As difficult as it was, we were very pleased with the two week Japan itinerary I put together. I created a well-rounded trip that allowed us to experience both the traditional and modern aspects of Japan. Our two week itinerary included small mountain towns, bustling cities, places of historical interest and relaxing natural areas. As first time visitors to Japan, we felt this itinerary allowed us to enjoy the best of Japan in two weeks.
Here's a look at what we managed to see and do with two weeks in Japan, including thoughts about our time in each location. We hope our itinerary gives you some ideas of places to visit in Japan and helps you plan your own two week trip to Japan.

Day 1: Hiroshima
Our first full day in Japan was spent travelling from Tokyo to Hiroshima. It was a four hour bullet train ride, so we arrived just after noon. This gave us a full afternoon and evening to explore Hiroshima, which we found to be sufficient.

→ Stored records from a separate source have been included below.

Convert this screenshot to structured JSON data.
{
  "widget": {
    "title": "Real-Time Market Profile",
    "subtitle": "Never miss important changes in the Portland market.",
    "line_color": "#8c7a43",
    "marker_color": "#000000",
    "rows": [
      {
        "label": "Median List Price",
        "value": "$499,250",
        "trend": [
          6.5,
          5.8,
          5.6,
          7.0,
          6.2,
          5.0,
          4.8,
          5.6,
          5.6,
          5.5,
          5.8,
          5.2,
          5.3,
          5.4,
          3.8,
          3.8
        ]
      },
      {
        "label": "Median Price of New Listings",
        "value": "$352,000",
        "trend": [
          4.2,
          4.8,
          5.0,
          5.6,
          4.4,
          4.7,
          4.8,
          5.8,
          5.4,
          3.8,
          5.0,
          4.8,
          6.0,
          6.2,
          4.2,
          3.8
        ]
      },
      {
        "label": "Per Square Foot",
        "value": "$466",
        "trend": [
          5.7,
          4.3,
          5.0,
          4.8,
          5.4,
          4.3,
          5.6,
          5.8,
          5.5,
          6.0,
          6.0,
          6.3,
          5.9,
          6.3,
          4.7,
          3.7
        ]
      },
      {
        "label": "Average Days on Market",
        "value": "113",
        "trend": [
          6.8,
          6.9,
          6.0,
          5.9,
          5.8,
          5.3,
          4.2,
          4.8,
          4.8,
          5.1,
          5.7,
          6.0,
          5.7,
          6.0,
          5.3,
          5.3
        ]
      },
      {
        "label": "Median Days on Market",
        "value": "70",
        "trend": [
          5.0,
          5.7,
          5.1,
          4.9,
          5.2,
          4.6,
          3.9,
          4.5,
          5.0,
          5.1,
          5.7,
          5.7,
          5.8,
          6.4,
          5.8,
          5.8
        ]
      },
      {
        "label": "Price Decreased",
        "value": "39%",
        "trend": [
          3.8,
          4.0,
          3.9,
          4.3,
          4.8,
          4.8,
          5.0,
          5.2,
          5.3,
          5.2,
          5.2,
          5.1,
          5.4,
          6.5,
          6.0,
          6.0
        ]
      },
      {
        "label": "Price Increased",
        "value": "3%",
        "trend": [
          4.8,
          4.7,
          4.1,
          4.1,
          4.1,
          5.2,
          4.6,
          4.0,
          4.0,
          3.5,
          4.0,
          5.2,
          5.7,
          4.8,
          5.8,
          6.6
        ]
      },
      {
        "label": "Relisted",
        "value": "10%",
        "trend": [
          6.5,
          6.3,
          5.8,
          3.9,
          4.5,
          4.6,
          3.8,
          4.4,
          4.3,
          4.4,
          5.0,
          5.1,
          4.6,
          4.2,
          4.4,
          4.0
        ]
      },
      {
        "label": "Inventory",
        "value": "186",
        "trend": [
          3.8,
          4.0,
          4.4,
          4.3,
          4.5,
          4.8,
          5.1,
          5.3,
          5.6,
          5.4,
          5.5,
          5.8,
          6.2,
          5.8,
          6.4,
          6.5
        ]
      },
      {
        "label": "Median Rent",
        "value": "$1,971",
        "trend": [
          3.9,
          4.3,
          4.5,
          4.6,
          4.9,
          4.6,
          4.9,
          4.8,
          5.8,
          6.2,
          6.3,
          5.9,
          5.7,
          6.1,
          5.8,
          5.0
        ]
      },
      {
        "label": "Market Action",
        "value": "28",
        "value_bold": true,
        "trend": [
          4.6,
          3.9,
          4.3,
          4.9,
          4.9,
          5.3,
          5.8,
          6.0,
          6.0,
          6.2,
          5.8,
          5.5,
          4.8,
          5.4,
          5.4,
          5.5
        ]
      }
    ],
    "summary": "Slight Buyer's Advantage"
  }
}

Hiroshima is a place we wanted to visit because of its historical significance. Much of our time was spent wandering around the PEACE MEMORIAL PARK visiting the many monuments dedicated to the victims of the first atomic bomb. It was an eye opening and humbling experience. We felt that the city of Hiroshima has done a great job creating a beautiful space to honour those affected by that devastating event. While we were expecting Hiroshima to be all “gloom and doom”, this was not the case at all. The city itself is quite attractive- very clean, quiet with a lot of nice parks and walking paths along the rivers. We especially enjoyed visiting the reconstructed HIROSHIMA CASTLE. There is a museum inside the beautiful five storey main keep and the grounds contain a shrine, some ruins and a few other buildings, all surrounded by a moat.
The only thing that disappointed me was that there was scaffolding covering the Atomic Bomb Dome, making it difficult to get a good look at it. Every three years the city does a full survey of the remaining structure to ensure its condition is preserved as it was immediately after the atomic bomb was dropped.

Day 2: Miyajima Island
Miyajima Island is easily accessed from Hiroshima. It’s a 30 minute train ride from Hiroshima to Miyajima Station, then a 10 minute ferry ride to the island. We caught an early train and set foot on the island by 8:00 am, giving us a full day to explore (which is what you need!)
Miyajima was the place I was most looking forward to visiting during our two weeks in Japan and it did not disappoint. By the end of our trip, it was still our favourite place in Japan! We had a wonderful day visiting Miyajima’s many temples and shrines and exploring the top of MOUNT MISEN. The views from up there were spectacular and it’s always nice to be surrounded by nature! In addition to our hike on Mount Misen, watching the SUNSET BEHIND MIYAJIMA’S FLOATING TORII gate was a favourite memory.
There was nothing we didn’t like about Miyajima. It did get really busy with tourists during the day, but many didn’t seem to venture far beyond the main temple area. Getting up early and spending the night helped us avoid a lot of the day trip crowds. If I had to pick one negative though, I’d say the small deer that roam the island can be a little pesky. They will try and steal food out of your hands and some will even try and wrestle open your backpack if they smell something in there. One stole a pamphlet out the pocket of my camera bag and chewed it all up!